|M.Sc Student||Shapira Tal|
|Subject||Analysis of the "Coin Snapping" Phenomenon in|
|Department||Department of Mechanical Engineering||Supervisor||Professor Elon Rimon|
|Full Thesis text - in Hebrew|
The "Coin Snapping" phenomenon is an adverse event in which a body grasped by a multi-fingered robotic arm loses stability as a result of changes in the contact forces that act upon it. In this setting, any small disturbance in position or forces will cause the grasp to "collapse". In previous studies, the phenomenon was investigated only for a planar body grasped with two fingers.

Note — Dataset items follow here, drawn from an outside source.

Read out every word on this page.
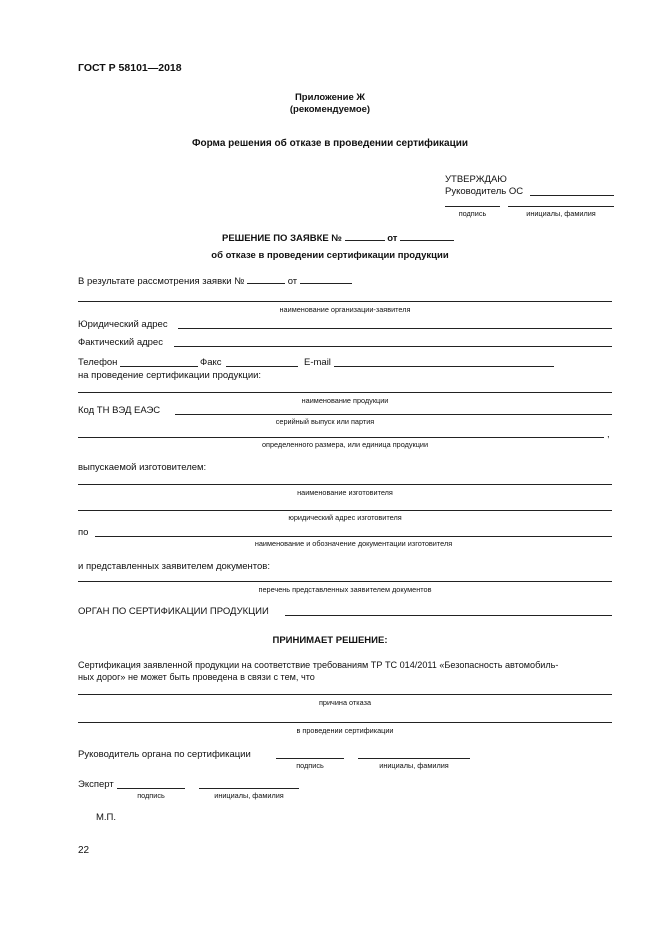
ГОСТ Р 58101—2018
Приложение Ж
(рекомендуемое)
Форма решения об отказе в проведении сертификации
УТВЕРЖДАЮ
Руководитель ОС
подпись	инициалы, фамилия
РЕШЕНИЕ ПО ЗАЯВКЕ №	от
об отказе в проведении сертификации продукции
В результате рассмотрения заявки №	от
наименование организации-заявителя
Юридический адрес
Фактический адрес
Телефон	Факс	E-mail
на проведение сертификации продукции:
наименование продукции
Код ТН ВЭД ЕАЭС
серийный выпуск или партия
,
определенного размера, или единица продукции
выпускаемой изготовителем:
наименование изготовителя
юридический адрес изготовителя
по
наименование и обозначение документации изготовителя
и представленных заявителем документов:
перечень представленных заявителем документов
ОРГАН ПО СЕРТИФИКАЦИИ ПРОДУКЦИИ
ПРИНИМАЕТ РЕШЕНИЕ:
Сертификация заявленной продукции на соответствие требованиям ТР ТС 014/2011 «Безопасность автомобиль-
ных дорог» не может быть проведена в связи с тем, что
причина отказа
в проведении сертификации
Руководитель органа по сертификации
подпись	инициалы, фамилия
Эксперт
подпись	инициалы, фамилия
М.П.
22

The primary aim of the thesis is to explore the "Coin Snapping" phenomenon in multi-fingered grasps.
The thesis deals with planar grasps of rigid bodies, with frictional and pointed fingers that obey linear force-displacement laws. The focus of the thesis is on the "Coin Snapping" phenomenon that occurs when the grasp's equilibrium stops being a local non-degenerate minimum of the potential energy.
Under the above-mentioned assumptions, the following grasps were investigated - a generalized planar grasp with k fingers and planar grasps with two, three and four equally stiff fingers.

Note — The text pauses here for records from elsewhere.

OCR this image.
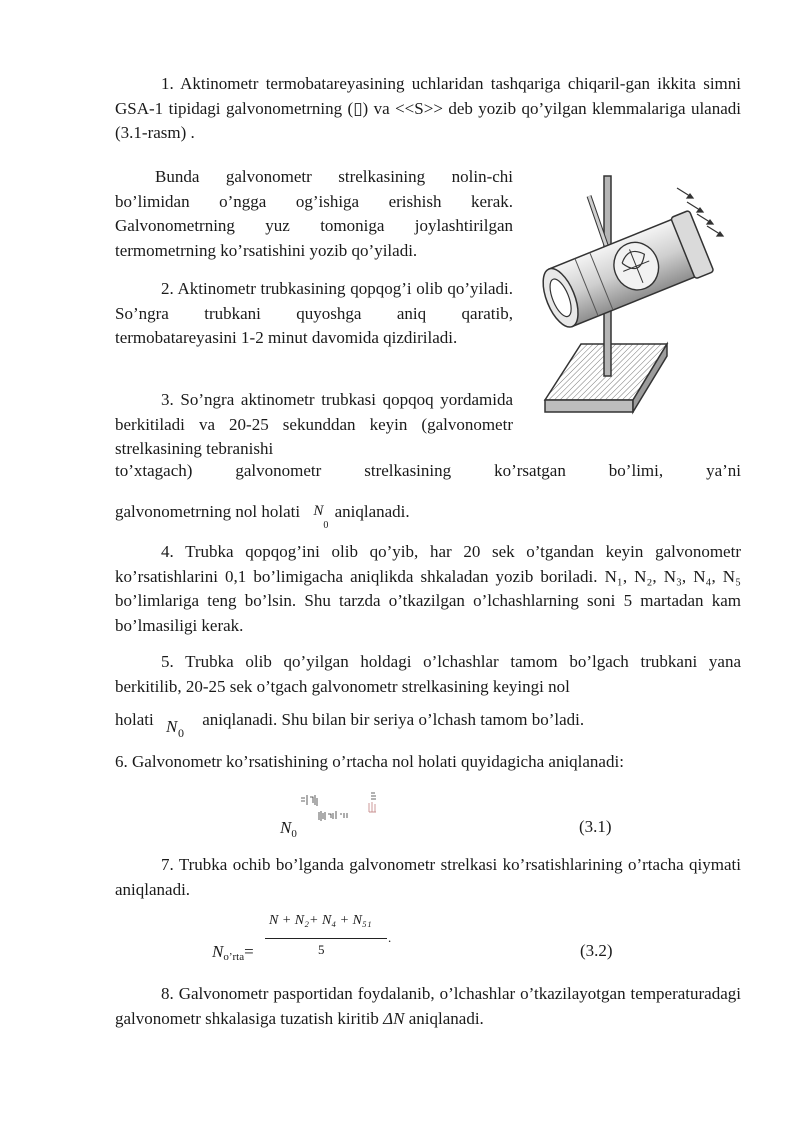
1. Aktinometr termobatareyasining uchlaridan tashqariga chiqaril-gan ikkita simni GSA-1 tipidagi galvonometrning (▯) va <<S>> deb yozib qo’yilgan klemmalariga ulanadi (3.1-rasm) .

Bunda galvonometr strelkasining nolin-chi bo’limidan o’ngga og’ishiga erishish kerak. Galvonometrning yuz tomoniga joylashtirilgan termometrning ko’rsatishini yozib qo’yiladi.

2. Aktinometr trubkasining qopqog’i olib qo’yiladi. So’ngra trubkani quyoshga aniq qaratib, termobatareyasini 1-2 minut davomida qizdiriladi.

3. So’ngra aktinometr trubkasi qopqoq yordamida berkitiladi va 20-25 sekunddan keyin (galvonometr strelkasining tebranishi

to’xtagach) galvonometr strelkasining ko’rsatgan bo’limi, ya’ni
galvonometrning nol holati N
0
aniqlanadi.

4. Trubka qopqog’ini olib qo’yib, har 20 sek o’tgandan keyin galvonometr ko’rsatishlarini 0,1 bo’limigacha aniqlikda shkaladan yozib boriladi. N₁, N₂, N₃, N₄, N₅ bo’limlariga teng bo’lsin. Shu tarzda o’tkazilgan o’lchashlarning soni 5 martadan kam bo’lmasiligi kerak.

5. Trubka olib qo’yilgan holdagi o’lchashlar tamom bo’lgach trubkani yana berkitilib, 20-25 sek o’tgach galvonometr strelkasining keyingi nol

holati N 0
aniqlanadi. Shu bilan bir seriya o’lchash tamom bo’ladi.

6. Galvonometr ko’rsatishining o’rtacha nol holati quyidagicha aniqlanadi:

$N_0$	(3.1)

7. Trubka ochib bo’lganda galvonometr strelkasi ko’rsatishlarining o’rtacha qiymati aniqlanadi.

No’rta=
N + N₂+ N₄ + N₅₁
5
.
(3.2)

8. Galvonometr pasportidan foydalanib, o’lchashlar o’tkazilayotgan temperaturadagi galvonometr shkalasiga tuzatish kiritib ΔN aniqlanadi.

At first, a mode of changing the contact-forces in the initial grasp was defined. Subsequently, an equilibrium equation and a stability test were developed for each grasp. An equilibrium diagram was defined to graphically show all of the grasp equilibrium orientation positions as a function on the preload. Finally, the values in which the "Coin Snapping" phenomenon occurs were calculated.
The "Coin Snapping" phenomenon was found to occur in five different patterns which can be explained by the Bifurcation Theory. It was found that increasing the preload causes either of two main patterns of the phenomenon - a gentle pattern in which the grasped body starts to rotate steadily, and a crude pattern in which the grasped body escapes towards the nearest stable position.
The different types on the "Coin Snapping" phenomenon were demonstrated in the following experiments: a) a planar grasp with two equally-stiff fingers; b) a planar grasp with three fingers of different stiffness coefficients. In each case, numerous combinations of normal and tangential stiffness coefficients were tested. The results of the experiments matched the theoretical calculations to a great extent.
In Summary, the "Coin Snapping" phenomenon, including its various patterns, occurs at values that can be calculated for any grasp, depending on the grasp's geometry and fingers' stiffness. The results of the thesis may be used for more carefully designed multi-fingered grasp in order to avoid the "Coin Snapping" phenomenon.